Eine Fahrt mit der Kurbahn Bad Bramstedt, der „Moorbahn“

Heute Morgen mache ich mich auf den Weg zur Moorbahn. Ich bin heute eine der ersten Gäste. Freundlich begrüßt mich ein großer Schäferhund. Der technische Betriebsleiter Herr Knopf, erzählt mir, dass es sich um einen ausgebildeten Therapiehund handelt, der jetzt jedoch auf Grund seines Alters im Ruhestand ist. Auf jeden Fall ist er sehr verschmust und begrüßt auch die nachfolgenden Gäste freudig.

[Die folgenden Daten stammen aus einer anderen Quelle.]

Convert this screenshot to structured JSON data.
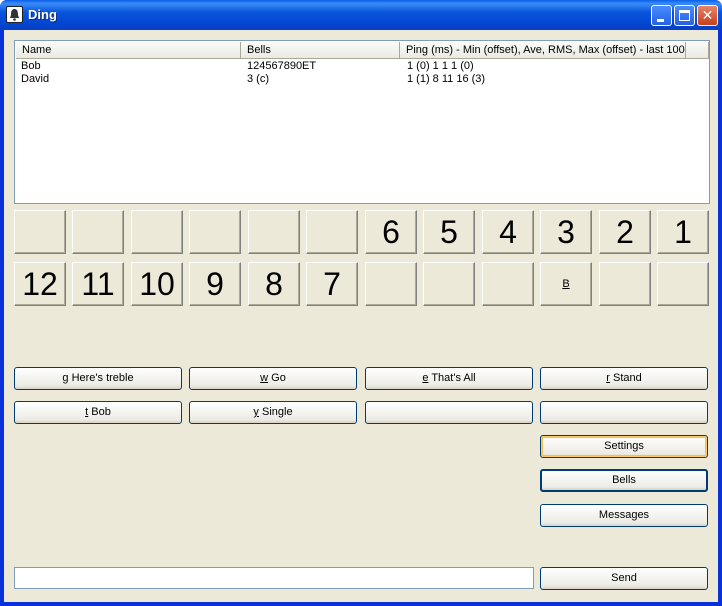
{
  "window": {
    "title": "Ding"
  },
  "players_list": {
    "columns": [
      "Name",
      "Bells",
      "Ping (ms) - Min (offset), Ave, RMS, Max (offset) - last 100"
    ],
    "rows": [
      {
        "name": "Bob",
        "bells": "124567890ET",
        "ping": "1 (0) 1 1 1 (0)"
      },
      {
        "name": "David",
        "bells": "3 (c)",
        "ping": "1 (1) 8 11 16 (3)"
      }
    ]
  },
  "bells": {
    "row1": [
      "",
      "",
      "",
      "",
      "",
      "",
      "6",
      "5",
      "4",
      "3",
      "2",
      "1"
    ],
    "row2": [
      "12",
      "11",
      "10",
      "9",
      "8",
      "7",
      "",
      "",
      "",
      "B",
      "",
      ""
    ]
  },
  "commands": {
    "heres_treble": {
      "key": "g",
      "label": " Here's treble"
    },
    "go": {
      "key": "w",
      "label": " Go"
    },
    "thats_all": {
      "key": "e",
      "label": " That's All"
    },
    "stand": {
      "key": "r",
      "label": " Stand"
    },
    "bob": {
      "key": "t",
      "label": " Bob"
    },
    "single": {
      "key": "y",
      "label": " Single"
    }
  },
  "buttons": {
    "settings": "Settings",
    "bells": "Bells",
    "messages": "Messages",
    "send": "Send"
  },
  "message_input": {
    "value": ""
  }
}
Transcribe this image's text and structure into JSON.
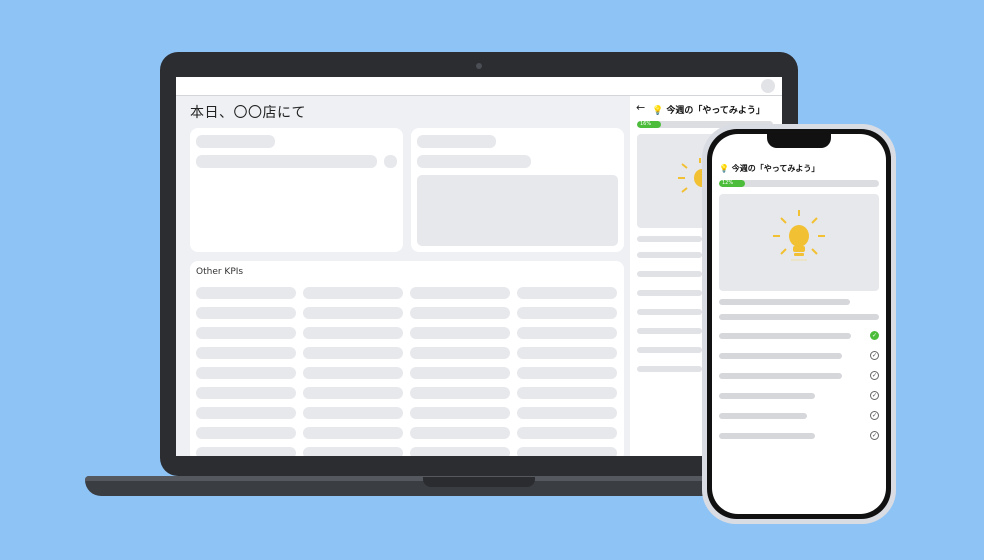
{
  "desktop": {
    "page_title": "本日、〇〇店にて",
    "kpi_section_title": "Other KPIs",
    "panel": {
      "back_icon": "arrow-left-icon",
      "title": "💡 今週の「やってみよう」",
      "progress_label": "16%",
      "progress": 0.16
    }
  },
  "mobile": {
    "title": "💡 今週の「やってみよう」",
    "progress_label": "12%",
    "progress": 0.12,
    "image_icon": "lightbulb-icon",
    "tasks": [
      {
        "done": true,
        "icon": "check-circle-icon",
        "mark": "✓"
      },
      {
        "done": false,
        "icon": "check-circle-icon",
        "mark": "✓"
      },
      {
        "done": false,
        "icon": "check-circle-icon",
        "mark": "✓"
      },
      {
        "done": false,
        "icon": "check-circle-icon",
        "mark": "✓"
      },
      {
        "done": false,
        "icon": "check-circle-icon",
        "mark": "✓"
      },
      {
        "done": false,
        "icon": "check-circle-icon",
        "mark": "✓"
      }
    ]
  },
  "colors": {
    "background": "#8ec3f6",
    "progress": "#4cbd3b",
    "bulb": "#f2c033",
    "skeleton": "#e7e8ec"
  }
}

Nach dem Kauf der Fahrkarte nehme ich in einem der Wagen der Oskar-Alexander Kurbahn Platz. Die Lokomotive ist mittlerweile fast 60 Jahre alt und wird von Herrn Knopf liebevoll gepflegt und Instand gehalten. Natürlich werden unsere Fahrkarten kontrolliert und auch gelocht, so wie es sich für eine Fahrt mit einer Eisenbahn gehört. Dann geht die Fahrt über die 1400 Meter lange Strecke los. Die Gleise führen durch ein kleines Mischwaldgebiet.

Am Ziel angekommen, steigen alle Fahrgäste aus und Herr Stockmar führt uns zum Hamannssumpf, wie das Moor hier auch genannt wird. Er erzählt uns, dass das Moor einen Millimeter pro Jahr wächst, es also für einen Meter Moor 1000 Jahre braucht.

Währenddessen stehen wir auf Moorboden, der hier zur Regeneration in einem sog. trockenen Becken aufbewahrt wird. Der Boden schwingt angenehm unter den Füssen. Herr Stockmar erläutert die Verwendung des Moores und die Geschichte seiner Nutzung durch die Rheumaheilstätte, heute die Rheumaklinik hier in Bad Bramstedt.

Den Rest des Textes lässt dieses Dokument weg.